[360] I shall reserve for chap. xi. notices of iron by the classic and sacred poets of Greece.

[361] Troy and its Remains, p. 362; the analysis by M. Damour of Lyons.

[362] The theory of Stephani, Schulze, and others concerning the Byzantine date and Herulian origin of the Mycenæan graves, has been treated in England with some respect by Mr. A. S. Murray and Mr. Perry.

[363] According to Pausanias, Alyattes, the Lydian king (ob. b.c. 570), dedicated to his god, amongst other offerings, an inlaid iron saucer.

[364] Neither from this nor from any other passage can we ascertain whether the Chalybes tribe gave its name to chalybs (steel), or whether the material worked named the workmen.

[365] Colonel Yule (M. Polo, ii. 96) remarks that in the Middle Ages steel was regarded as a distinct natural species made of another ore, and relates how a native to whom an English officer had explained the process of tempering replied, ‘What, would you have me believe that if I put an ass into the furnace it will come out a horse?’

[366] Acies is properly the edge, that is, the steeled or cutting part of an instrument, which may be case-hardened. Hence the later words aciare, to steel, and aciarium, sharpening steel; hence, too, the neo-Latin acier, acciaio, &c.

[367] See chap. xiii. Dr.

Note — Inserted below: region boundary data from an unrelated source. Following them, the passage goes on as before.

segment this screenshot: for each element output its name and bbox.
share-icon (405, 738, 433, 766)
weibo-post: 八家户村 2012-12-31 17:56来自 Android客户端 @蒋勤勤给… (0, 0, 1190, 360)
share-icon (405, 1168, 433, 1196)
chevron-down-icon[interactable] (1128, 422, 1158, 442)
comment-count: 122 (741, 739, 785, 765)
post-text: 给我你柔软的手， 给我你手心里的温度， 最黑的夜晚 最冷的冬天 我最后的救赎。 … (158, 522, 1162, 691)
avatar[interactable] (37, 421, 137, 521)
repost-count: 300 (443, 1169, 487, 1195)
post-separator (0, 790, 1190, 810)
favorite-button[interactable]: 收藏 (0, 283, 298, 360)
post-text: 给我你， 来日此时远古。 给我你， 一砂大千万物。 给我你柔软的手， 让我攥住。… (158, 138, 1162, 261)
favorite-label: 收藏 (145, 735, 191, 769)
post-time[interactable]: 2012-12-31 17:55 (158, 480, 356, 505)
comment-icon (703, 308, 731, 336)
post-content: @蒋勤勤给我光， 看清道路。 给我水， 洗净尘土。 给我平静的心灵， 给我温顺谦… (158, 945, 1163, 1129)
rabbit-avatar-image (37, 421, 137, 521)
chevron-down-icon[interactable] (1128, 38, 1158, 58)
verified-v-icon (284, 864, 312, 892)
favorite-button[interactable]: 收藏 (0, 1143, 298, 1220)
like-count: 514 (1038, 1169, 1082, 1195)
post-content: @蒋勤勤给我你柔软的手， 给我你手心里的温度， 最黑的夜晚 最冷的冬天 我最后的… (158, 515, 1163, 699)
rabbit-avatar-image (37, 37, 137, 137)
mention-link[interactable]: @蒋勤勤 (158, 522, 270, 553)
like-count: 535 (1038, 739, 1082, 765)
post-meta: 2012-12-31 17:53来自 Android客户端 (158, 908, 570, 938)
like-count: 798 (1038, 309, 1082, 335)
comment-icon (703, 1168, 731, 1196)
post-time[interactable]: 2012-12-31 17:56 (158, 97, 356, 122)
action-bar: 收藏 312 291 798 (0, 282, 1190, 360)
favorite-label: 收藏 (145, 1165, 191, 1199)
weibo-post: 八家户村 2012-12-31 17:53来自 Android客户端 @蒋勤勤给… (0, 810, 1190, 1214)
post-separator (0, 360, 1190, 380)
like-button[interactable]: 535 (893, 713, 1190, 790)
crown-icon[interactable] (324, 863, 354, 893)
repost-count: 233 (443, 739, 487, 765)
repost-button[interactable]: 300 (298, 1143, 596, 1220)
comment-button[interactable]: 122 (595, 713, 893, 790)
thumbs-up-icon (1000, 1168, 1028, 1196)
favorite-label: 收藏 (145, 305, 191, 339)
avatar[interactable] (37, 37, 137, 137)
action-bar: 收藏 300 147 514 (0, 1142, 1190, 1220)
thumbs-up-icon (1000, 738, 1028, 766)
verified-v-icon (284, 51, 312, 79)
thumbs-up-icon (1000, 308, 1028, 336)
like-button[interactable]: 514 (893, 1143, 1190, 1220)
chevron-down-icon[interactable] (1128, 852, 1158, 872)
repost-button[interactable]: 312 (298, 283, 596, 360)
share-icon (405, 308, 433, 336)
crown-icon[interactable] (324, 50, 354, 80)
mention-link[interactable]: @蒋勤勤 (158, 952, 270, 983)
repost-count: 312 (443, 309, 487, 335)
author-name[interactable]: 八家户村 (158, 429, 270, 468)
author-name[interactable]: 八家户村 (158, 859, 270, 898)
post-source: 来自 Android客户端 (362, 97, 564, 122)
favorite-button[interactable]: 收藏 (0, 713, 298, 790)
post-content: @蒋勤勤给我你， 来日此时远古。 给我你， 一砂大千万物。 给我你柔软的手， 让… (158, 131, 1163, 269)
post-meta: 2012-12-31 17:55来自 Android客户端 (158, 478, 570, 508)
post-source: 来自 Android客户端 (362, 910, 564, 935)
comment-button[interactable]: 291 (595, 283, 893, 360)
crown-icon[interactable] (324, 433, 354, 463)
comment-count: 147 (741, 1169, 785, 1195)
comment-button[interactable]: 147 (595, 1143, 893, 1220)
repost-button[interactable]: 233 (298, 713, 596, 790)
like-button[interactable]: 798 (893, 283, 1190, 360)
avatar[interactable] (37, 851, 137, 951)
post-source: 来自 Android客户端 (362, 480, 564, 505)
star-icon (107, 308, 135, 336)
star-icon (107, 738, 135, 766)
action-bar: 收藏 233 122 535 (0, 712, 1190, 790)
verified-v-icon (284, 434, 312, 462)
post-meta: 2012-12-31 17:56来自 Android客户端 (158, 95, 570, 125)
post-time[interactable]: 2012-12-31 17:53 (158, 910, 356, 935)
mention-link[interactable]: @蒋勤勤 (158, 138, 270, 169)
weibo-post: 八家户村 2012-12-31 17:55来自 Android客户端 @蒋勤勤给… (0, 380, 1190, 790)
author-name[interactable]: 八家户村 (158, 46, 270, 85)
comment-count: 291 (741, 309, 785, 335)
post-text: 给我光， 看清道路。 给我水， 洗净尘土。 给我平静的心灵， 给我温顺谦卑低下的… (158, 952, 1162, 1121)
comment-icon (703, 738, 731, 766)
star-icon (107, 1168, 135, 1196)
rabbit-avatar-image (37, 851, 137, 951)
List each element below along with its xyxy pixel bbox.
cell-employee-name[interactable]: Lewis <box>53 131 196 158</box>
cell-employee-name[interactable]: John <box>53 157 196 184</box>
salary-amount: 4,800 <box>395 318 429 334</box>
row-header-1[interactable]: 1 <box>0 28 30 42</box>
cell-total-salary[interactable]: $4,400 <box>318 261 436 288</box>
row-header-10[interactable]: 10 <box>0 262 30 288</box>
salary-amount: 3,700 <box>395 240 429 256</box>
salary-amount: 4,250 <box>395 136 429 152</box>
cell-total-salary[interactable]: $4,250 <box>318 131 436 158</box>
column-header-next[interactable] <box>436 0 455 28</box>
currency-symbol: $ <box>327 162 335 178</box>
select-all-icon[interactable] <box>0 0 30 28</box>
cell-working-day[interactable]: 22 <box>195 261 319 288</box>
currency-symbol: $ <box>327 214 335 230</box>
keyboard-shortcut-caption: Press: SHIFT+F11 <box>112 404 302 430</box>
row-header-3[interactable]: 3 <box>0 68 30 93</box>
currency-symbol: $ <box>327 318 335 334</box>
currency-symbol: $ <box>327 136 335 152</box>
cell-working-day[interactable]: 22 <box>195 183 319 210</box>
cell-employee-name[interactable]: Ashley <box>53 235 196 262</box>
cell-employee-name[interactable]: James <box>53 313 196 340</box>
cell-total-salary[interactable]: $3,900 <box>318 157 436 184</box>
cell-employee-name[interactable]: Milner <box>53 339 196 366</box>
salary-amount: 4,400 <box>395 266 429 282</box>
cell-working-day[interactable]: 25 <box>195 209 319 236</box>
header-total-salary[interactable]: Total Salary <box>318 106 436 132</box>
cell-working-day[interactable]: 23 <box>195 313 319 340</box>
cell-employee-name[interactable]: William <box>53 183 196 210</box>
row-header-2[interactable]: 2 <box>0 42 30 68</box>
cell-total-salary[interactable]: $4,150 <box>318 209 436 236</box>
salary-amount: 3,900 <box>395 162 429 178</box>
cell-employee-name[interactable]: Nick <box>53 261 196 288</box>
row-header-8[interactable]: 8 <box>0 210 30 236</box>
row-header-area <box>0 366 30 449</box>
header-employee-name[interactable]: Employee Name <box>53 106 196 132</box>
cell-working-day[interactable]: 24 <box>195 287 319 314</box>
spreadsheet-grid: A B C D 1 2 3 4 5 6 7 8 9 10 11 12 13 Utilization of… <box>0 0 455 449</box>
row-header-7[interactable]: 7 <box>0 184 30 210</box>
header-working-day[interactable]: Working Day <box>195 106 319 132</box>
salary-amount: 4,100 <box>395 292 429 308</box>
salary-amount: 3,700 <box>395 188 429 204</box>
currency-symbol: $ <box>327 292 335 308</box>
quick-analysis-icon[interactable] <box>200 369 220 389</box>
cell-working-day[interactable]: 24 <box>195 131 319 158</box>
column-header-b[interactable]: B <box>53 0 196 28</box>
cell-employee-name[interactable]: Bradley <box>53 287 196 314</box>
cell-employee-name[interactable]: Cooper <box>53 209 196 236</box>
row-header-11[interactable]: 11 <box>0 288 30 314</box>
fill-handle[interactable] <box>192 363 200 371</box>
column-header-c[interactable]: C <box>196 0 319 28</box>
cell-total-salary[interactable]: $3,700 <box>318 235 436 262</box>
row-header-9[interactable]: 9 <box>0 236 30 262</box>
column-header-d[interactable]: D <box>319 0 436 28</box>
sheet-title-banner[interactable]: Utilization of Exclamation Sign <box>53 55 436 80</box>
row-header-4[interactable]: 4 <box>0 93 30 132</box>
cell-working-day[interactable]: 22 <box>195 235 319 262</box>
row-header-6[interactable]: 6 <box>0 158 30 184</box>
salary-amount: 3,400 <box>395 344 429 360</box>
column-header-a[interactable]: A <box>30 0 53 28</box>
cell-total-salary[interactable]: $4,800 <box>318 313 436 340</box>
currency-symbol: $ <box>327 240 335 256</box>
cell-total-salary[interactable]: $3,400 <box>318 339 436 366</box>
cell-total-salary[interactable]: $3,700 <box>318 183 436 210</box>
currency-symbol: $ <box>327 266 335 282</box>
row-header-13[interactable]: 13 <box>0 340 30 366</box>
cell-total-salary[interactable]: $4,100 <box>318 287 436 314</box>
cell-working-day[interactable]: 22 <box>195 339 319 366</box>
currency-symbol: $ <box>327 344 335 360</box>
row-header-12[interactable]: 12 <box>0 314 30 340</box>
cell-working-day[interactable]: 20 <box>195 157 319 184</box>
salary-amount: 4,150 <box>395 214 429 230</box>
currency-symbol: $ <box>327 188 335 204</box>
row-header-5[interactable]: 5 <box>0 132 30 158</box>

Evans (Bronze, 275) says, ‘How far their process of burying iron until part of it had rusted away would, in the case of charcoal iron, leave the remaining portion more of the nature of steel, I am unable to say.’ It will appear that this burying is often spoken of; I have never seen it practised.

[368] Regulus (the ‘little king’) is the residue of pure metal purged of its dross; the old alchemists so entitled it because they ever expected to find the great king—Gold.

[369] At the Anthropological Congress of Austrian Salzburg (Aug. 1881) the tools attributed to the ‘Keltic’ miners were almost the same as those which I had seen near the Wrekin.